Wednesday 3 September 2008

Firenze

Terrible Tourists
In 2.5 days in Florence we took the requisite stroll around the Duomo and spent an hour in the Academia to see the David. Impressive, yes, but at $10 to $20 a pop for tickets, that was enough Renaissance for us. That buys a lot of gelato. Mostly we just wandered around the old town.
I did rent a cruiser bike for an afternoon and checked out the rest of the city beyond the tourist zone. On the ride, I bumped into the Florence futbol team leaving practice. A gaggle of fans had gathered at the garage exit to catch a glimpse of the stars, snap a cellphone shot, and get autographs. I particularly liked one chubby guy who was straining his team issue kit (in top corner of photo). As each player would approach the gate, he'd flip through his stack of photos and get each one signed with a deranged furor. I think he actually recognized the players by their cars. Florence police take note.

The Slow Food Movement...

...started in Italy in response to the industrialization and MacDonaldification of Italian food culture. Florence has embraced this concept, with dozens of restaurants serving local seasonal fare around plaza Santo Spirito (thanks to Sam for the suggestion to stay nearby). Our favorite, though, was the guy selling tripe salad and sandwiches from a motorcart, proudly emblazoned with Slow Food stickers. For sandwiches, you had a choice between tomato sauce or the plain boiled styles. Every day he'd set up shop and serve up lunch to nearby workers and unsuspecting tourists. Yummy.

I Heart Max

Based on a 3 minute video she saw on MTV, Jen decided that it would be cool to see Max Pezzali in concert. Yeah, we didn't know who he was, either.

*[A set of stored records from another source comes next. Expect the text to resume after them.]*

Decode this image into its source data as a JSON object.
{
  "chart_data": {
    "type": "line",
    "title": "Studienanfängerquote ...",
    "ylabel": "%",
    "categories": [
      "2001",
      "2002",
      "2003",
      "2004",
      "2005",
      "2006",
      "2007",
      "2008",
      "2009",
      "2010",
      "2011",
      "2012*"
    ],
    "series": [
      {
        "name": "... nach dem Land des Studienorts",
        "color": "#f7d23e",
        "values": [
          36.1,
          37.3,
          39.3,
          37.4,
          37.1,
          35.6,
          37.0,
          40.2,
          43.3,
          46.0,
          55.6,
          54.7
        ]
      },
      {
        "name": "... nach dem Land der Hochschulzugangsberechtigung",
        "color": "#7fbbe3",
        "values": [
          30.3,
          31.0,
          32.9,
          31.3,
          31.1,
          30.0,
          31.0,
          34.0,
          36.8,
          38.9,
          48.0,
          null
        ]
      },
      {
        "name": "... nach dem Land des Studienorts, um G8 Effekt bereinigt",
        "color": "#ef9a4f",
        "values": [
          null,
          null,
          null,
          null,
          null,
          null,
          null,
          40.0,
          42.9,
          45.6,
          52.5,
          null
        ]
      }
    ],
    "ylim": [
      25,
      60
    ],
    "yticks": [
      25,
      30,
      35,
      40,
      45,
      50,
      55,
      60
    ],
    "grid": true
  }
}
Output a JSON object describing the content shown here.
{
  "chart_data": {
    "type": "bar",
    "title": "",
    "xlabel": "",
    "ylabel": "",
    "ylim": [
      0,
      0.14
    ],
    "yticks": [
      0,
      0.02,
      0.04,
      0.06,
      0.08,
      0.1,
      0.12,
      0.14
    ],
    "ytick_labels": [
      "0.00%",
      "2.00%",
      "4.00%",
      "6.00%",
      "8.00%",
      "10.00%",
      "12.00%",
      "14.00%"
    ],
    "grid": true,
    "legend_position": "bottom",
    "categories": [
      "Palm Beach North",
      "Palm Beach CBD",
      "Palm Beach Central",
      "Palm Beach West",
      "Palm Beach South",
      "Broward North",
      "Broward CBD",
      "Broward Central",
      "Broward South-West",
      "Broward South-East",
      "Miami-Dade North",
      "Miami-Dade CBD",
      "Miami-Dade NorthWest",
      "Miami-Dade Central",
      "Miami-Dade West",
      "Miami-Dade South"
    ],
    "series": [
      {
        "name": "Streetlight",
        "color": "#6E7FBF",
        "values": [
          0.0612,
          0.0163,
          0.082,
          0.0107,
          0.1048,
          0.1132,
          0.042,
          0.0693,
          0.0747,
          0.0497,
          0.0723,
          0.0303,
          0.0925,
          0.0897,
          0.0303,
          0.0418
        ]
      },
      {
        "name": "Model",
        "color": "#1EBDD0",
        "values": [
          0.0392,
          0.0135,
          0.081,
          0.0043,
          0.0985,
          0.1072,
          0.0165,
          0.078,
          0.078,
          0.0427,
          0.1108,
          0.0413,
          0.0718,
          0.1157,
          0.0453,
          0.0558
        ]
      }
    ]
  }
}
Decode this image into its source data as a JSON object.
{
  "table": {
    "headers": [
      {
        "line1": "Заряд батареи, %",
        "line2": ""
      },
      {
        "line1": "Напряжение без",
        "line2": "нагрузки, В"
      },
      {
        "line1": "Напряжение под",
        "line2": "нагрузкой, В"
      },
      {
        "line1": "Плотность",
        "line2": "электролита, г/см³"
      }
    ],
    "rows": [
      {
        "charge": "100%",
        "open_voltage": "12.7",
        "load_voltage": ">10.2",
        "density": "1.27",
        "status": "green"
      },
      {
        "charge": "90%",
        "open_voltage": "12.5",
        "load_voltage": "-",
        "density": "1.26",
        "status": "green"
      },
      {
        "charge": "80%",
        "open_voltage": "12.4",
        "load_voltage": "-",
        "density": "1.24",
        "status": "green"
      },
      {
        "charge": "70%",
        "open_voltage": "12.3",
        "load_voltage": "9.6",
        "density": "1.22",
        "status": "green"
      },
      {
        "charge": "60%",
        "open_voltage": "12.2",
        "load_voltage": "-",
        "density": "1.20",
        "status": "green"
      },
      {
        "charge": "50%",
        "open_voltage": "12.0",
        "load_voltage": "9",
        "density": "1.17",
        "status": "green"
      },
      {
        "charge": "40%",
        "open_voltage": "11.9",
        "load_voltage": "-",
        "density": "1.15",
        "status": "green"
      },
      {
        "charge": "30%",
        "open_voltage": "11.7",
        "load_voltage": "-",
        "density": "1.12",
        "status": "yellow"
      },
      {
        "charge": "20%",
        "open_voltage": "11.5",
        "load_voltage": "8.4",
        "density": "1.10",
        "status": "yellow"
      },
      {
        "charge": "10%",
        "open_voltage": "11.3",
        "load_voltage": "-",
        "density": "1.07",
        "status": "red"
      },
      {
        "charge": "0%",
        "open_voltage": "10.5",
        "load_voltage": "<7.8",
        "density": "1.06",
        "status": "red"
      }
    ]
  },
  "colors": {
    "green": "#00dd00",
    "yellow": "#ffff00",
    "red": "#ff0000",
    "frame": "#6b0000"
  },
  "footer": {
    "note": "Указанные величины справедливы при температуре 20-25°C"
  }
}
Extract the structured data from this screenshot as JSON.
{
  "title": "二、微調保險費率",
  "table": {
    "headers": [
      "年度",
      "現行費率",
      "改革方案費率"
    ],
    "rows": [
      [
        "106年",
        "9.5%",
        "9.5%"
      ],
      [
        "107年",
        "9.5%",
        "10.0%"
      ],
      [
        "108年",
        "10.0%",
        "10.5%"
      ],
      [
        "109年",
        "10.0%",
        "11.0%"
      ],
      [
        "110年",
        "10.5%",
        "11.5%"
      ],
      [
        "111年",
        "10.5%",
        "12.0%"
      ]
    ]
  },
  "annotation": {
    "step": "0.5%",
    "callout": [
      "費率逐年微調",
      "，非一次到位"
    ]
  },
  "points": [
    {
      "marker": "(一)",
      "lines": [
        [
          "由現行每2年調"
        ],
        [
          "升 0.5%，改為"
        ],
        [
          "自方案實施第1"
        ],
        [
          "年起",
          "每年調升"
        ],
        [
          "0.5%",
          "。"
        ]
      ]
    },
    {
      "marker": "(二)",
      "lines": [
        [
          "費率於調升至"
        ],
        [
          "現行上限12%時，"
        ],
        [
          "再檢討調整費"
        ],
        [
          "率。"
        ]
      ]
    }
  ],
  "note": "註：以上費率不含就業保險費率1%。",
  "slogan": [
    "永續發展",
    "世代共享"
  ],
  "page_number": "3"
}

We took the bus to the concert venue only to find what looked like a county fair in progress. No livestock or rides, but a lot better food. Dozens of stalls served Tuscan eats, Argentine sausage, Brazilian feijao, Thai noodles, etc., etc. Although I was tempted by the fried dough (apparently a universal fair food), I got a couple of slices of prosciutto and figs in a sandwich.
You could also buy everything from aprons to t-shirts to Peruvian trinkets to decorative plates, and get a massage. Hundreds of Italian youth and families cruised around enjoying the cool summer evening. Later on, the hipsters showed up, and the open air restaurants turned into bars/discos. We later found out that the national democratic party had hosted the fair to celebrate the unification of the country's two left-wing parties. They decided on Florence, a historic center for progressive politics, as the place to kick off their new party.

So Max Pezzali is a cross between Brian Adams, George Michael, and Rick Astley. Apparently, the guy has been around for a while, and his easy-listening pop music draws teenagers AND their parents. The crowd LOVED him. Everyone knew all the words, swayed their hands from side to side, held up lighters (without irony, I suspect), and generally had a great time. At one point, Max whipped the crowd into such a feel-good frenzy that two teenage boys in front of us were singing passionately with their arms around each others shoulders, and couples were joyfully hugging and making out all around us.

Jen loves Max Pezzali.

Florence Bike Taxi

We got a ride back to our hotel on a cycle rickshaw. The driver explained that he and his friends, all members of the local bike advocacy group, ferried people around the city for tips and to promote bikes. This seemed somewhat redundant to me, since bikes are ridden by everyone from bankers to grandmothers as daily transport. But he explained that Florence actually has lower bike ridership than other Italian cities, particularly considering the town is pancake flat.